Insomnia Response Discussion Example

Insomnia Response 

You have provided a compelling presentation on insomnia, including comprehensive potential patient assessment details. Insomnia is a common sleep disorder marked by trouble sleeping or falling asleep, staying asleep, and getting quality sleep, despite being in the right environment and time. People develop coping skills to deal with insomnia, including sticking to a sleep schedule, taking medications, and avoiding or limiting caffeine (Krystal et al., 2019). Therefore, when assessing the patient, asking about coping skills they adopt to deal with insomnia is critical. Inquiring about risk factors or potential contributors to insomnia is also essential.(Insomnia Response Discussion Example)

You identified the right questions to help assess the current state, including the amount and frequency of caffeine intake, medication adherence, and any contributing factors such as the current mental state. I like your rationale for the questions identified because they cover contributing factors, treatment, and coping mechanisms. Your rationale enhanced my understanding of the importance of the questions selected during clinical assessment. You also identified the client’s close friends and family as people you would involve in the assessment for further information about the client. Indeed close friends and family interact more with the patient and have a better understanding of the client’s current state. Their information could help disclose more than the patient might be willing to tell, helping develop a comprehensive patient assessment to guide the right diagnosis and treatment plan. It is vital to inquire about what they have noticed about the client recently and changes to the client’s health, social interaction, functionality, and decision-making (Kaur et al., 2022).(Insomnia Response Discussion Example)

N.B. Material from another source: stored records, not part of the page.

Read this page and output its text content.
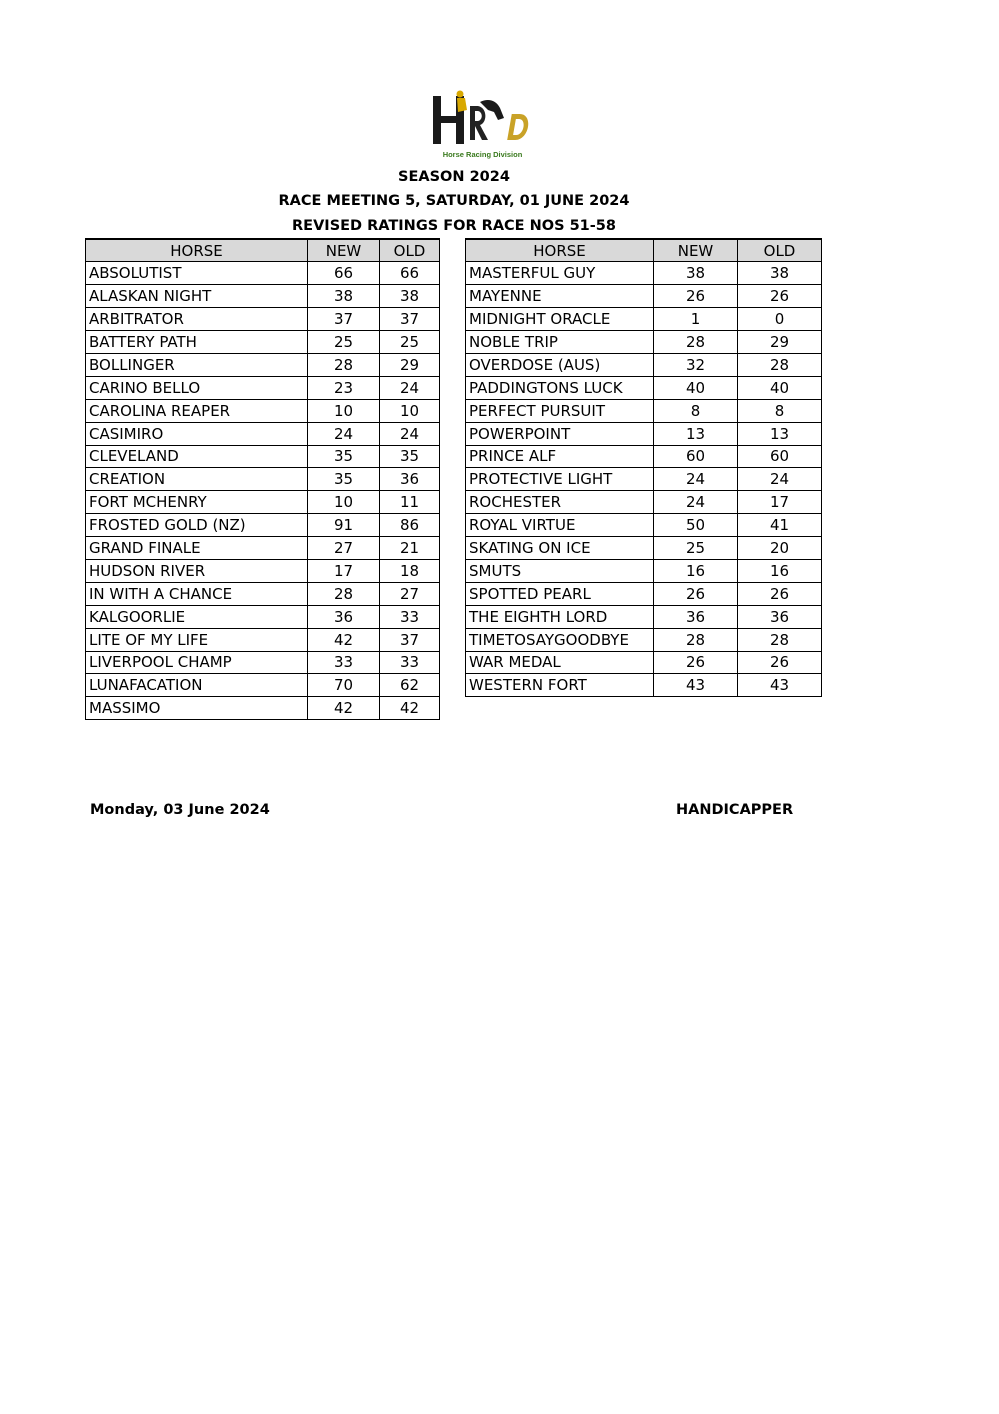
Horse Racing Division
SEASON 2024
RACE MEETING 5, SATURDAY, 01 JUNE 2024
REVISED RATINGS FOR RACE NOS 51-58
HORSE	NEW	OLD
ABSOLUTIST	66	66
ALASKAN NIGHT	38	38
ARBITRATOR	37	37
BATTERY PATH	25	25
BOLLINGER	28	29
CARINO BELLO	23	24
CAROLINA REAPER	10	10
CASIMIRO	24	24
CLEVELAND	35	35
CREATION	35	36
FORT MCHENRY	10	11
FROSTED GOLD (NZ)	91	86
GRAND FINALE	27	21
HUDSON RIVER	17	18
IN WITH A CHANCE	28	27
KALGOORLIE	36	33
LITE OF MY LIFE	42	37
LIVERPOOL CHAMP	33	33
LUNAFACATION	70	62
MASSIMO	42	42
HORSE	NEW	OLD
MASTERFUL GUY	38	38
MAYENNE	26	26
MIDNIGHT ORACLE	1	0
NOBLE TRIP	28	29
OVERDOSE (AUS)	32	28
PADDINGTONS LUCK	40	40
PERFECT PURSUIT	8	8
POWERPOINT	13	13
PRINCE ALF	60	60
PROTECTIVE LIGHT	24	24
ROCHESTER	24	17
ROYAL VIRTUE	50	41
SKATING ON ICE	25	20
SMUTS	16	16
SPOTTED PEARL	26	26
THE EIGHTH LORD	36	36
TIMETOSAYGOODBYE	28	28
WAR MEDAL	26	26
WESTERN FORT	43	43
Monday, 03 June 2024	HANDICAPPER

Insomnia co-occurs with several mental health disorders and is considered a symptom of some mental conditions such as depression. I agree that it is vital to screen for depression, but you can also screen for other conditions like generalized anxiety disorder and post-traumatic stress disorder (Kaur et al., 2022). The PHQ-9 would help screen for depression, while GAD-7 could help screen for generalized anxiety disorder. I have gained valuable insights from your elaboration of pharmacological interventions to help treat the situation and the contradiction to consider during drug therapy to avoid undesired outcomes like drug interactions or adverse drug events. In this case, arranging for regular follow-ups is required to evaluate progress.(Insomnia Response Discussion Example)


Krystal, A. D., Prather, A. A., & Ashbrook, L. H. (2019). The assessment and management of insomnia: an update. World Psychiatry: official journal of the World Psychiatric Association (WPA)18(3), 337–352.

Kaur, H., Spurling, B. C., & Bollu, P. C. (2022). Chronic insomnia. In StatPearls [Internet]. StatPearls Publishing.